I had found a couple articles/threads about this when I was setting things up but can't find them again....will keep looking.

0 Kudos
ChrisStanford
Contributor
Contributor

Thank you for the suggestions.  Still having this issue.  I have redeployed the appliance several times now, all with similar results.  Just got approvals to go back to the SMBv1 to try.  Drawing straws here...

0 Kudos
ChrisStanford
Contributor
Contributor

So, I have downloaded and installed vcsa 6.51Uc and am able to successfully log in using the administrator@vsphere.local account.  However, I still cannot join to my 2012AD domain and am getting "ERROR_CONNECTION_REFUSED[code 0x000004c9].

  • I have enabled SMBv1 on both DCs,
  • I have tried the from the gui and the cli(using the /opt/likewise/bin/domainjoin-cli command).
  • I know we are talking to the AD because when using the cli I intentionally put an incorrect password and it responded with a bad password error.
  • Firewalls are disabled on both DCs.

Due to the disconnected nature of this lab, I am unable to upload any logs.  Please, any suggestions?

0 Kudos
Gidrakos
Hot Shot
Hot Shot

Sorry to hear you're still having issues.

If you ssh into vcsa, open the shell, and run "hostname" does it give you back the FQDN including appropriate domain that exactly matches the DNS entry?

See this KB for more info: VMware Knowledge Base

Also, what's in your /etc/hosts file?

You may need to, when deploying vcsa, pause between steps 1 and 2 (initialize/setup and configure/first boot), ssh into vcsa and add localhost to your hosts file. I can't find the original thread, but here's what VMware told someone else:

Pause the install process right before phase 2.

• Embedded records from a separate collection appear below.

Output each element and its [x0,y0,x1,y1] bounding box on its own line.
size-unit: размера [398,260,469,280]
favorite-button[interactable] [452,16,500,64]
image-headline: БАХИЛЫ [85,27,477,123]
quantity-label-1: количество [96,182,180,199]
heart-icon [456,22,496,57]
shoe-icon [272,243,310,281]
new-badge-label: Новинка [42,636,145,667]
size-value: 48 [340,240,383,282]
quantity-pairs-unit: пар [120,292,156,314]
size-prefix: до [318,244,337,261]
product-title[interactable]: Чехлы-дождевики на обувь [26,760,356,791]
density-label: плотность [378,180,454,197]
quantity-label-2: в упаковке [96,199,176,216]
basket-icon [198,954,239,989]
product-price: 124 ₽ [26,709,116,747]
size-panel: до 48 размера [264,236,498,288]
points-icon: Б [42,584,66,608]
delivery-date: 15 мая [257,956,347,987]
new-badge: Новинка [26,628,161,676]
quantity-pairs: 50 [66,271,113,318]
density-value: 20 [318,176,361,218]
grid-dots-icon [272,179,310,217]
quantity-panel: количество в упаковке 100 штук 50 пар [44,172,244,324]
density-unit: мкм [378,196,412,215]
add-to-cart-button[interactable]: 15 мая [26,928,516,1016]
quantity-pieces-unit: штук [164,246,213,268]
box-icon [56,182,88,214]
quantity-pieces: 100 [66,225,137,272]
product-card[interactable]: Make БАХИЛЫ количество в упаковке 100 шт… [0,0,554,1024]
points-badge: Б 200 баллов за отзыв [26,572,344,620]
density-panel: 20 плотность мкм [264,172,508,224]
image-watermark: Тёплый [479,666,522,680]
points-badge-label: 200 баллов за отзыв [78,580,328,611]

Open a console to the appliance, enable SSH

On the appliance, echo "::1 localhost.localdom localhost" >> /etc/hosts

Explicitly adding localhost to /etc/hosts seems to perform some magic underneath during the configuration portion of vcsa.

0 Kudos
RajeevVCP4
Expert
Expert

Try to off firewall on DC

Rajeev Chauhan
VCIX-DCV6.5/VSAN/VXRAIL
Please mark help full or correct if my answer is use full for you
0 Kudos
ChrisStanford
Contributor
Contributor

Will try this.  Thank you!

Broke down and entered ticket with VMware.

cds

0 Kudos
ChrisStanford
Contributor
Contributor

Firewalls are turned off.

0 Kudos
ChrisStanford
Contributor
Contributor

Running the hostname command provides the FQDN that does match my DNS entry.  Incidentally it is vcsa.mydomainname.com.  I also checked the contents of the /etc/hosts file.  Its contents are copied below.

#Begin /etc/hosts (network card version)

#End /etc/hosts (network card version)

#VAMI_EDIT_BEGIN

#Generated by Studio VAMI service.  Do not modify manually.

127.0.0.1 vcsa.mydomainname.com vcsa localhost

::1 vcsa.mydomainname.com vcsa localhost ipv6-localhost ipv6-loopback

#VAMI_EDIT_END

Thanks for all your help!!

chris

0 Kudos
ChrisStanford
Contributor
Contributor

Upgraded to a newly released version.  Problem resolved.